GÖRME SEVIYESI DÜŞER
Hastalığın bilhassa ileri evrelerinde görme seviye ve kalitesinin hayli düştüğüne dikkat çeken Prof. Gümüş, “Çocukluğundan beri alerjisi olan, bu nedenle daima gözünü ovalayan ve bulanık görme şikâyeti olan şahısların ivedilikle göz hekimine gitmesi gerekir. Göz muayenesini nizamlı yaptıran ve gözlük numarası her seferinde değişen hastalarda da kesinlikle keratokonustan şüphelenilmeli ve ileri tetkikler yapılmalı” dedi.
Hastalığın nedeninin günümüzde tam olarak ortaya konulamadığını anımsatan Gümüş, “Ancak araştırmalar ve tecrübeler, ailesinde daha evvelden keratokonus tanısı konmuş şahısların en kıymetli risk kümesini oluşturduğunu gösteriyor. Öbür kuşkulu bir neden ise bilhassa çocukluk devrinde gözün sıkça ovalandığı alerjik göz hastalıklarının varlığı” diye konuştu.

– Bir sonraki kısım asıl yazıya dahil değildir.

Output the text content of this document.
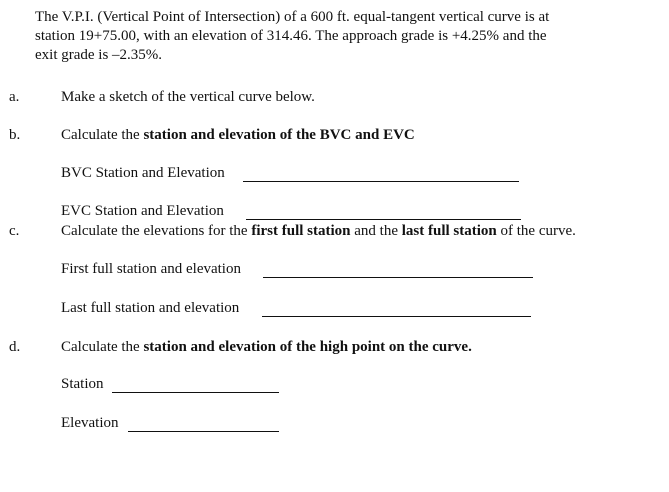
The V.P.I. (Vertical Point of Intersection) of a 600 ft. equal-tangent vertical curve is at

station 19+75.00, with an elevation of 314.46. The approach grade is +4.25% and the

exit grade is –2.35%.

a.	Make a sketch of the vertical curve below.
b.	Calculate the station and elevation of the BVC and EVC
BVC Station and Elevation
EVC Station and Elevation
c.	Calculate the elevations for the first full station and the last full station of the curve.
First full station and elevation
Last full station and elevation
d.	Calculate the station and elevation of the high point on the curve.
Station
Elevation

Prof. Gümüş, 10-20 yaş aralığında, gözlük numarası daima yükselen, sık sık gözlük değiştiren ve alerjik konjonktivit geçmişi olan bireylerde, keratokonustan kuşku duyulması gerektiğini söyledi.
İLERİ EVREYE DİKKAT
Gümüş, fakat bu tip olgularda, kesin teşhis koyabilmek için kesinlikle kornea topografisinin çekilmesi gerektiğini söyledi. Gümüş, tedavi süreciyle ilgili şunları söyledi: “Tedavide iki ana nokta çok kıymetlidir. Bunlardan birincisi hastalığın ilerlemesinin durdurulması, ikincisi de hastalığın meydana getirdiği görme bozukluğunun giderilmesidir. Keratokonus hastalığının durdurulmasında en aktif ve sağlam metot ise korneal çapraz bağlama (cross-linking) tedavisidir. Bu tedavi ile zayıflamış kornea daha sağlam bir hale getirilmekte ve hastalık aktif bir formda durdurulabilmektedir. Korneal çapraz bağlama tedavisi tek başına uygulanabilirken kimi hastalarda intrastromal halka tedavisi ya da Excimer Laser uygulamalarıyla da kombine edilebilmektedir. Çok ileri evrelerde, bilhassa korneasında skar gelişen yani kalıcı lekelenmenin meydana geldiği olgularda ise günümüz şartlarında tek tahlil kornea naklidir.”
ERKEN TEŞHIS DEĞERLI
Türk Oftalmoloji Derneği Kornea ve Oküler Yüzey Ünitesi Yürütme Konseyi, “Gözlerinizi ovalamayın, keratokonusu çağırmayın” sloganıyla Milletlerarası Refraktif Cerrahi Cemiyeti Lideri Dr. Renato Ambrosio Jr’ın küresel seviyede başlattığı keratokonus farkındalık kampanyasına da dayanak veriyor. Kampanya, erken teşhis ve tedavinin ehemmiyetini vurgulayarak, toplumda bu hastalığa yönelik şuuru artırmayı hedefliyor.